When children are younger, parents want to have them in view most of the time. That changes. “Teenagers love to be somewhere their parents aren’t,” said Mindy Mitchell, design consultant for Sun Design Remodeling Specialists in Burke, which has remodeled numerous basements and other spaces in Northern Virginia. “We strive for functional yet cozy.”

For older kids, the most important feature is designated space that separates them from their parents, she said. Furniture should be flexible and movable. The room should have plenty of light so it feels less like a basement.
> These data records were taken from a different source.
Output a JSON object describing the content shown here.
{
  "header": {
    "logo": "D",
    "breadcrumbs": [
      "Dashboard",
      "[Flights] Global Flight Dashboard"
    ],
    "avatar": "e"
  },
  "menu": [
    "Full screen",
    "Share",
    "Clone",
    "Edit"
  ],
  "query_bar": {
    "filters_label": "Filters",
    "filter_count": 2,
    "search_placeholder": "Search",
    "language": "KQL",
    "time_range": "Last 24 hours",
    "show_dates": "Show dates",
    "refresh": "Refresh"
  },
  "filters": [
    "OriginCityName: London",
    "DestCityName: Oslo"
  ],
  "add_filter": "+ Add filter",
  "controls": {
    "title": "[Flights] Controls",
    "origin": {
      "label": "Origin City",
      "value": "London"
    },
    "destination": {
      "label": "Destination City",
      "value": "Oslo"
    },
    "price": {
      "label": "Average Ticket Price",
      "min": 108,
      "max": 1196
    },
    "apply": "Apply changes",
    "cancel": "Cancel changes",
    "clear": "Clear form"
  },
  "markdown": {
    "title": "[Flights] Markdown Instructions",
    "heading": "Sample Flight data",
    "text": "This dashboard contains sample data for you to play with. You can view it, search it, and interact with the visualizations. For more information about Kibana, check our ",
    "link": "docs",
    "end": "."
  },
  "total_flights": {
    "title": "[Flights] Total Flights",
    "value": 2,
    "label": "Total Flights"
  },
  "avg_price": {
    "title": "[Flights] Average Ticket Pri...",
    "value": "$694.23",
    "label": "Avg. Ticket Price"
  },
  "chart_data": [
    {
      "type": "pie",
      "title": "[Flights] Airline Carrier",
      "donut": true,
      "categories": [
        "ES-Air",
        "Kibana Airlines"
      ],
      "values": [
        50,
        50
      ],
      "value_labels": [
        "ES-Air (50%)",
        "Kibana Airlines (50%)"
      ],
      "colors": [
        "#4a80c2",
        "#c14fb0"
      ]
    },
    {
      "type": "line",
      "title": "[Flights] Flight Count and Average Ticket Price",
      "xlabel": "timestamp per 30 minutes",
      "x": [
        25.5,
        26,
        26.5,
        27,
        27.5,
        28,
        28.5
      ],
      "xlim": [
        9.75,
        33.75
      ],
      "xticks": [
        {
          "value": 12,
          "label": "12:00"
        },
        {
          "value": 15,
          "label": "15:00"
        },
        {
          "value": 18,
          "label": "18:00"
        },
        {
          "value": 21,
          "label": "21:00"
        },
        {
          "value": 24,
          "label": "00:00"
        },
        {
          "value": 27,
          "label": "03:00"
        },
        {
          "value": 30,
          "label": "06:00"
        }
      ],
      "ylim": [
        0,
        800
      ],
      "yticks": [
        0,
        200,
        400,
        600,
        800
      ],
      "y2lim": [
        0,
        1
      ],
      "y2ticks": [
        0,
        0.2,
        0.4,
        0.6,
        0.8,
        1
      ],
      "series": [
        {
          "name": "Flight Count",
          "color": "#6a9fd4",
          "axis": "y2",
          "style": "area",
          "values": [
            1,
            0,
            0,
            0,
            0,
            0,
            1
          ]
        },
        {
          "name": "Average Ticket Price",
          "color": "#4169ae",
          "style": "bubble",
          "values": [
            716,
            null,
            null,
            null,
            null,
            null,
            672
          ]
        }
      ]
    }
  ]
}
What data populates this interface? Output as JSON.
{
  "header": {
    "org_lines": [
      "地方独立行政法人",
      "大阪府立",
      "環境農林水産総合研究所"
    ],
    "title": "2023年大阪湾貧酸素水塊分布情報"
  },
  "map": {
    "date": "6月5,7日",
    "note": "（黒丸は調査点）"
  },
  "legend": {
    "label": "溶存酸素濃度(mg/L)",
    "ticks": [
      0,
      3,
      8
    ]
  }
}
Wet bars are nice.

But even the fanciest rec room can flop as a hangout spot — especially for teens who don’t yet have their driver’s license — if it’s too far from their social life.

When Bill and Marcia Rock bought their Takoma Park house five years ago, it seemed an ideal location for them and their two young daughters: lovely Long Branch Park just across the street; downtown Takoma Park less than a mile away; a terraced back yard with room for a tree house, and on a street filled with families of young kids.

But now their daughters, Lucy and Anna, are 9 and 14, and attend schools on the other side of Rock Creek Park. Both have active sports and social lives. Anna would like to move closer to her friends, and for the whole family, the driving got to be too much. It also seems time to get the girls out of bunk beds.

Their Takoma Park house is for sale, and they’re looking for a new house, probably in the District. Anna thinks it would be great if her new room had slanted ceilings to show off her posters. The house should have a “crash pad” where kids could hang out without the rest of the family, she said. And it would be nice to be near Metro. That way, “I can just hop on and be with friends.”